Türkiye’yi idare edenler ve bazı meslek kuruluşları ekonomide sıkıntı yaşanmadığını söylüyorlar, ama hayatın içinde olan herkes işlerin iyi gitmediğinin farkında.
Enflasyon ve faizin artması, piyasadaki durgunluk nasıl oluyorsa idarecilerin dikkatini çekmiyor. Keşke ‘işler yolunda’ demekle işler yolunda ilerleseydi...
Almanya’da düzenlenen “Uluslararası Ticarî Araç ve Yan Sanayileri Fuarı’nda gazetecilere açıklama yapan Koç Holding Başkanvekili Ali Koç, hal ve gidişle ilgili şu değerlendirmeleri yapmış:
“Dönem dönem inişler vardır, bunlardan birini yaşıyoruz. Önemli olan sıkıntılı dönemdeki süreci minimum tahribatla en kısa sürede atlatabilmek. Bunu da atlatabilecek cephanelik ve şartlara sahip olduğumuzu düşünüyorum. Bizi yönetenlerin durumun farkında olduğunu, önlemleri alacağını ve hep beraber bu işin içinden en kısa sürede çıkılacağını düşünüyorum.
“Türkiye’nin büyüme hedeflerini tutturması için finansmana ve kaynağa ihtiyacı var. Tasarruf oranlarımız düşük olduğu için bu kaynak ne yazık ki ülkemizde yok. Yurtdışı kaynaklara bağımlıyız. O yüzden de Türkiye’nin şu an yatırım yapma konusunda güvenilir bir ülke imajı vermesi gerekiyor. Bunu da iki türlü yapabiliyorsunuz. Bir tarafta ekonomik şart ve politikalar, öngörülebilirlik, regülasyon kurumlarının ve yargının iyi çalışması var, diğer tarafta da uluslar arası ilişkiler...
“Türkiye yurtdışından gelecek yatırımcıya çok büyük potansiyel ve fırsat sunan bir ülke. Her anlamda baktığınızda geleceğe dair tünelin sonunda ışık var. Türkiye’nin büyüme potansiyeli var. Ancak şu an bence büyümeden çok dengeleme üzerine odaklanmamız lâzım. Bunu da yapabilecek beceri ve kabiliyete sahibiz.” (Hürriyet, 24 Eylül 2018)

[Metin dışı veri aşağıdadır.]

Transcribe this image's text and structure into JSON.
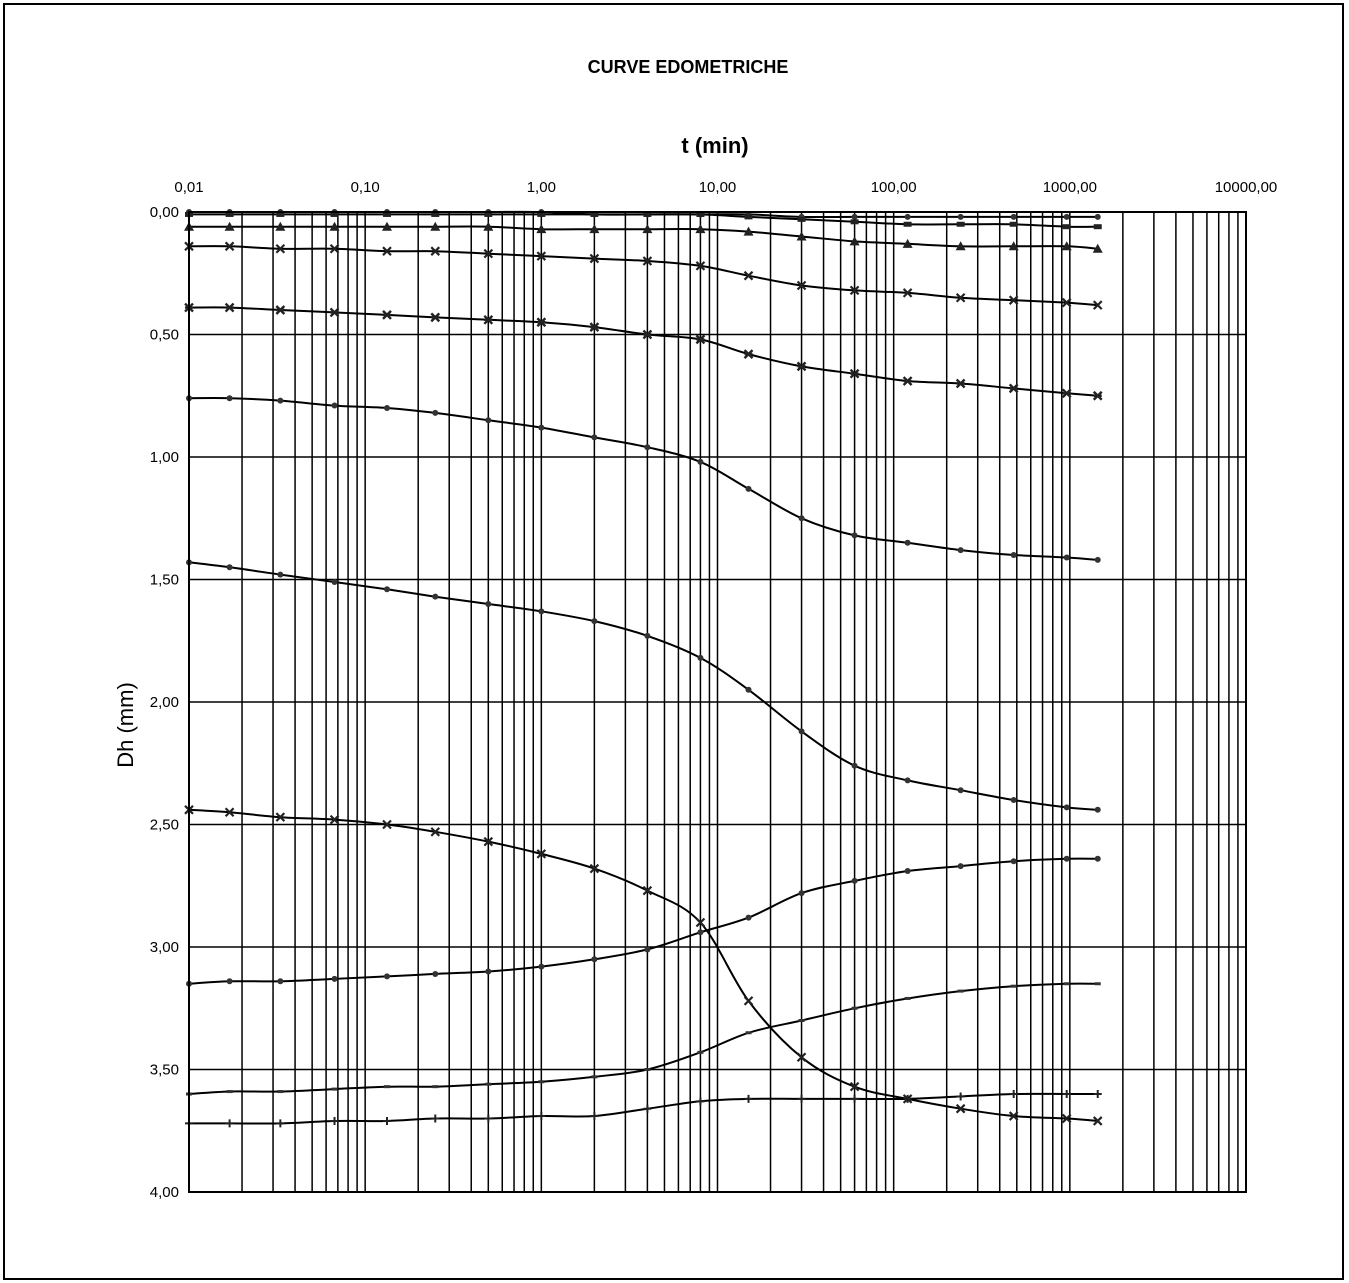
{
  "chart_data": {
    "type": "line",
    "title": "CURVE EDOMETRICHE",
    "xlabel": "t (min)",
    "ylabel": "Dh (mm)",
    "x_scale": "log",
    "xlim": [
      0.01,
      10000
    ],
    "ylim": [
      0,
      4
    ],
    "y_inverted": true,
    "x_axis_position": "top",
    "grid": true,
    "x_tick_labels": [
      "0,01",
      "0,10",
      "1,00",
      "10,00",
      "100,00",
      "1000,00",
      "10000,00"
    ],
    "y_tick_labels": [
      "0,00",
      "0,50",
      "1,00",
      "1,50",
      "2,00",
      "2,50",
      "3,00",
      "3,50",
      "4,00"
    ],
    "x": [
      0.01,
      0.017,
      0.033,
      0.067,
      0.133,
      0.25,
      0.5,
      1,
      2,
      4,
      8,
      15,
      30,
      60,
      120,
      240,
      480,
      960,
      1440
    ],
    "series": [
      {
        "marker": "dot",
        "values": [
          0.0,
          0.0,
          0.0,
          0.0,
          0.0,
          0.0,
          0.0,
          0.0,
          0.01,
          0.01,
          0.01,
          0.01,
          0.02,
          0.02,
          0.02,
          0.02,
          0.02,
          0.02,
          0.02
        ]
      },
      {
        "marker": "square",
        "values": [
          0.01,
          0.01,
          0.01,
          0.01,
          0.01,
          0.01,
          0.01,
          0.01,
          0.01,
          0.01,
          0.01,
          0.02,
          0.03,
          0.04,
          0.05,
          0.05,
          0.05,
          0.06,
          0.06
        ]
      },
      {
        "marker": "triangle",
        "values": [
          0.06,
          0.06,
          0.06,
          0.06,
          0.06,
          0.06,
          0.06,
          0.07,
          0.07,
          0.07,
          0.07,
          0.08,
          0.1,
          0.12,
          0.13,
          0.14,
          0.14,
          0.14,
          0.15
        ]
      },
      {
        "marker": "x",
        "values": [
          0.14,
          0.14,
          0.15,
          0.15,
          0.16,
          0.16,
          0.17,
          0.18,
          0.19,
          0.2,
          0.22,
          0.26,
          0.3,
          0.32,
          0.33,
          0.35,
          0.36,
          0.37,
          0.38
        ]
      },
      {
        "marker": "star",
        "values": [
          0.39,
          0.39,
          0.4,
          0.41,
          0.42,
          0.43,
          0.44,
          0.45,
          0.47,
          0.5,
          0.52,
          0.58,
          0.63,
          0.66,
          0.69,
          0.7,
          0.72,
          0.74,
          0.75
        ]
      },
      {
        "marker": "dot",
        "values": [
          0.76,
          0.76,
          0.77,
          0.79,
          0.8,
          0.82,
          0.85,
          0.88,
          0.92,
          0.96,
          1.02,
          1.13,
          1.25,
          1.32,
          1.35,
          1.38,
          1.4,
          1.41,
          1.42
        ]
      },
      {
        "marker": "dot",
        "values": [
          1.43,
          1.45,
          1.48,
          1.51,
          1.54,
          1.57,
          1.6,
          1.63,
          1.67,
          1.73,
          1.82,
          1.95,
          2.12,
          2.26,
          2.32,
          2.36,
          2.4,
          2.43,
          2.44
        ]
      },
      {
        "marker": "x",
        "values": [
          2.44,
          2.45,
          2.47,
          2.48,
          2.5,
          2.53,
          2.57,
          2.62,
          2.68,
          2.77,
          2.9,
          3.22,
          3.45,
          3.57,
          3.62,
          3.66,
          3.69,
          3.7,
          3.71
        ]
      },
      {
        "marker": "dot",
        "values": [
          3.15,
          3.14,
          3.14,
          3.13,
          3.12,
          3.11,
          3.1,
          3.08,
          3.05,
          3.01,
          2.94,
          2.88,
          2.78,
          2.73,
          2.69,
          2.67,
          2.65,
          2.64,
          2.64
        ]
      },
      {
        "marker": "dash",
        "values": [
          3.6,
          3.59,
          3.59,
          3.58,
          3.57,
          3.57,
          3.56,
          3.55,
          3.53,
          3.5,
          3.43,
          3.35,
          3.3,
          3.25,
          3.21,
          3.18,
          3.16,
          3.15,
          3.15
        ]
      },
      {
        "marker": "plus",
        "values": [
          3.72,
          3.72,
          3.72,
          3.71,
          3.71,
          3.7,
          3.7,
          3.69,
          3.69,
          3.66,
          3.63,
          3.62,
          3.62,
          3.62,
          3.62,
          3.61,
          3.6,
          3.6,
          3.6
        ]
      }
    ]
  }
}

Tesbitlere katılan da olur itiraz eden de. Ancak, yurtdışı kaynaklara bağımlı olduğumuz, Türkiye’nin şu an yatırım yapma konusunda güvenilir bir ülke imajı vermesi gerektiği ve yargının iyi çalışması icap ettiği her halde umumî kabul gören tesbitlerdir.
Peki, yurt dışı kaynaklara ihtiyaç duyan bir ülke bunu kaynakları ‘kavga ederek’ Türkiye’ye getirebilir mi? Neredeyse sıraya girmiş şekilde aramızda tartışma çıkan ülkelerin mallarına uygulanmayan boykotlar ilân ederek bunu yapabilir miyiz?
Hepsi bir yana “Bizi yönetenler” gerçekten durumun farkında mı? İş adamı kimliğiyle konuşanlar böyle düşünmüş ya da düşüncelerini böyle ifade etmiş olabilirler. Ancak şunu rahatlıkla söylemek mümkün ki, idareciler durumun farkında olsalar bile “farkında değilmiş gibi” bir tavır ortaya koyuyorlar. Her konuşmalarında “İşler yolunda” demekle bu işler olmuyor ki. Durumun farkında olanlar her geçen gün yeni israf kalemlerine imza atar mı? Durumun farkında olanların ‘durum’a göre adım atması icap etmez mi? Yönetenler işin farkında olmuş olsa bile hal ve tavırlarıyla buna uygun icraatlar ortaya koymuş değiller. Yapılan tek iş başkalarını itham etmek ve muhtemelen kendilerinin de inanmadıkları vaadleri tekrarlamaktan ibaret.
Çoğu defa tekrarlandığı üzere Türkiye ilk defa krizlerle ya da sıkıntılarla karşılaşmıyor. Dünya var oldukça başka krizler ve sıkıntılarla da karşılaşmamız mümkün. Önemli olan yaşananlara doğru teşhis koymak ve uygun tedaviye baş vurmaktır. Yönetenler gerçekte işin farkında olsalar bile ‘farkında değilmiş gibi’ adımlar atmaları millete yeni faturalar ödetiyor.
Lütfen işin farkına varılsın ve farkına varılmış gibi iş yapılsın.